In the following we explain the calculation of the log-likelihood \({\mathscr{L}}({\varvec{\mathscr{D}}}|{\mathscr{M}}) = \log {\mathrm{P}}({\varvec{\mathscr{D}}}|{\mathscr{M}})\) for a PGM (\({\mathscr{M}}= {\mathrm{PGM}}\)) for a dataset \(\varvec{{\mathscr{D}}}\) formed by n independent data realizations \(\varvec{{\mathscr{D}}}_k\), \(k \in \{1, \dots , n\}\), of the N-dimensional random vector \({\mathbf {X}}\), with \(\varvec{{\mathscr{D}}}_k = \{d^k_1\dots d^k_N\}\) and \(d^k_i\) the kth realization of variable \(X_i \in {\mathbf {X}}\). We have

$$\begin{aligned} \log {\mathrm{P}}({\varvec{\mathscr{D}}}{\text {|}}{\mathrm{PGM}})&= \log {\mathrm{P}}({\varvec{\mathscr{D}}}_1, \dots , \varvec{{\mathscr{D}}}_n{\text {|}}{\mathrm{PGM}}) = \log \prod _{k=1}^{n}{\mathrm{P}}(\varvec{{\mathscr{D}}}_k{\text {|}}{\mathrm{PGM}}) \nonumber \\&= \sum _{k=1}^{n}\log {\mathrm {P}}(\varvec{{\mathscr{D}}}_k{\mathrm {|}}{\mathrm{PGM}}) = \sum _{k=1}^{n}\log {\mathrm {P}}_{{\mathrm{PGM}}}(\varvec{{\mathscr{D}}}_k) \end{aligned}$$
(6)

with \(\text{P}_{{\mathrm{PGM}}}\) the probability density function as modelled by the corresponding PGM with a Gaussian multivariate probability. In this work we considered two types of PGMs, correlation and Bayesian PGMs, deduced from CNs and BNs graphs, respectively. In the case of correlation PGMs, from Eq. (3), we get:

$$\begin{aligned} {\mathscr{L}}_{{\mathrm{CN}}}({\varvec{\mathscr{D}}}{\text {|}}{\mathrm{PGM}}_{{\mathrm{CN}}})&= \sum _{k=1}^{n}\log {\mathrm{P}}(\varvec{{\mathscr{D}}}_k{\mathrm{|}}{\mathrm{PGM}}_{{\mathrm{CN}}}) \nonumber \\&= \sum _{k=1}^{n}\log \{(2\pi )^{-N/2} \det (\varvec{Q}^F_\tau )^{-1/2} \exp [-1/2(\varvec{{\mathscr{D}}}_k-\varvec{\mu })^\top (\varvec{Q}^F_\tau )^{-1}(\varvec{{\mathscr{D}}}_k-\varvec{\mu })]\}. \end{aligned}$$
(7)

Entries in the sum (7) are evaluations of the multivariate normal density function and executed with the R-package mvtnorm56.
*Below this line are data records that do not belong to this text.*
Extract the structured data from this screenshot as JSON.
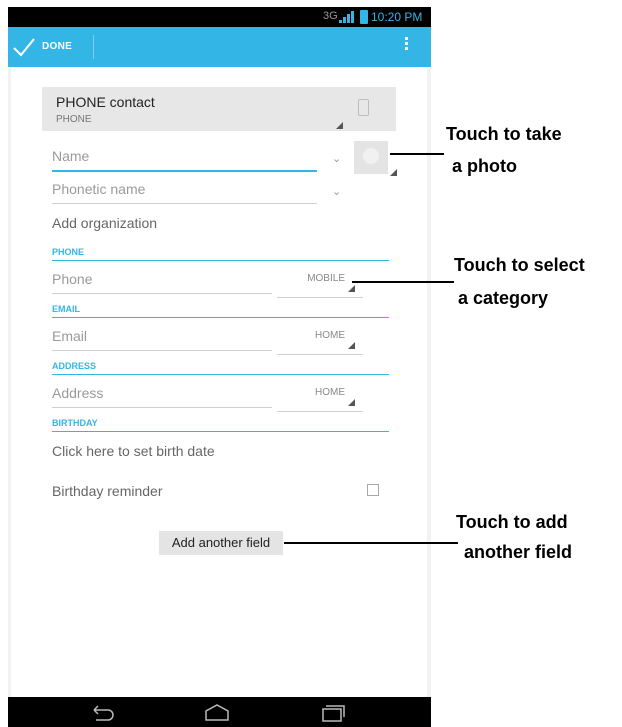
{
  "status_bar": {
    "network": "3G",
    "time": "10:20 PM"
  },
  "action_bar": {
    "done_label": "DONE"
  },
  "account": {
    "name": "PHONE contact",
    "type": "PHONE"
  },
  "fields": {
    "name_placeholder": "Name",
    "phonetic_placeholder": "Phonetic name",
    "add_organization": "Add organization"
  },
  "sections": {
    "phone": {
      "header": "PHONE",
      "placeholder": "Phone",
      "type": "MOBILE"
    },
    "email": {
      "header": "EMAIL",
      "placeholder": "Email",
      "type": "HOME"
    },
    "address": {
      "header": "ADDRESS",
      "placeholder": "Address",
      "type": "HOME"
    },
    "birthday": {
      "header": "BIRTHDAY",
      "set_date": "Click here to set birth date",
      "reminder": "Birthday reminder"
    }
  },
  "add_field_button": "Add another field",
  "callouts": {
    "photo": [
      "Touch to take",
      "a photo"
    ],
    "category": [
      "Touch to select",
      "a category"
    ],
    "add_field": [
      "Touch to add",
      "another field"
    ]
  },
  "colors": {
    "accent": "#33b5e5",
    "status_bar": "#000000",
    "background": "#f2f2f2"
  },
  "icons": [
    "checkmark-icon",
    "overflow-menu-icon",
    "phone-icon",
    "contact-photo-icon",
    "back-icon",
    "home-icon",
    "recent-apps-icon",
    "signal-icon",
    "battery-icon"
  ]
}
In the case of a PGGM given by a BN, from Eq. (4), we have

$$\begin{aligned} {\mathscr{L}}_{\mathrm{BN}}({\varvec{\mathscr{D}}}{\text {|}}{\mathrm{PGM}_{\mathrm{BN}}})&= \sum _{k=1}^{n}\log {\mathrm{P}}({\varvec{\mathscr{D}}}_k{\text {|}}{\mathrm{PGM}_{\mathrm{BN}})} \nonumber \\&= \sum _{k=1}^{n}\log \prod _{i=1}^{N} {\mathrm{P}}_i(X_i = d^k_i {\mathrm{|}}\Pi _{X_i} = d^k_{\Pi _{X_i}}) \nonumber \\&= \sum _{k=1}^{n}\sum _{i=1}^{N} \log {\mathrm{P}}_i(X_i = d^k_i {\text {|}}\Pi _{X_i} = d^k_{\Pi _{X_i}}), \end{aligned}$$
(8)

where \(d^k_{\Pi _{X_i}}\) is a subset of \(\varvec{{\mathscr{D}}}_k\) containing the kth data realization of the parentset \(\Pi _{X_i}\) of \(X_i\). From Eq. (5) we know that the conditional univariate densities in the sum in Eq. (8) are univariate normal and we execute them with the basic R-package stats.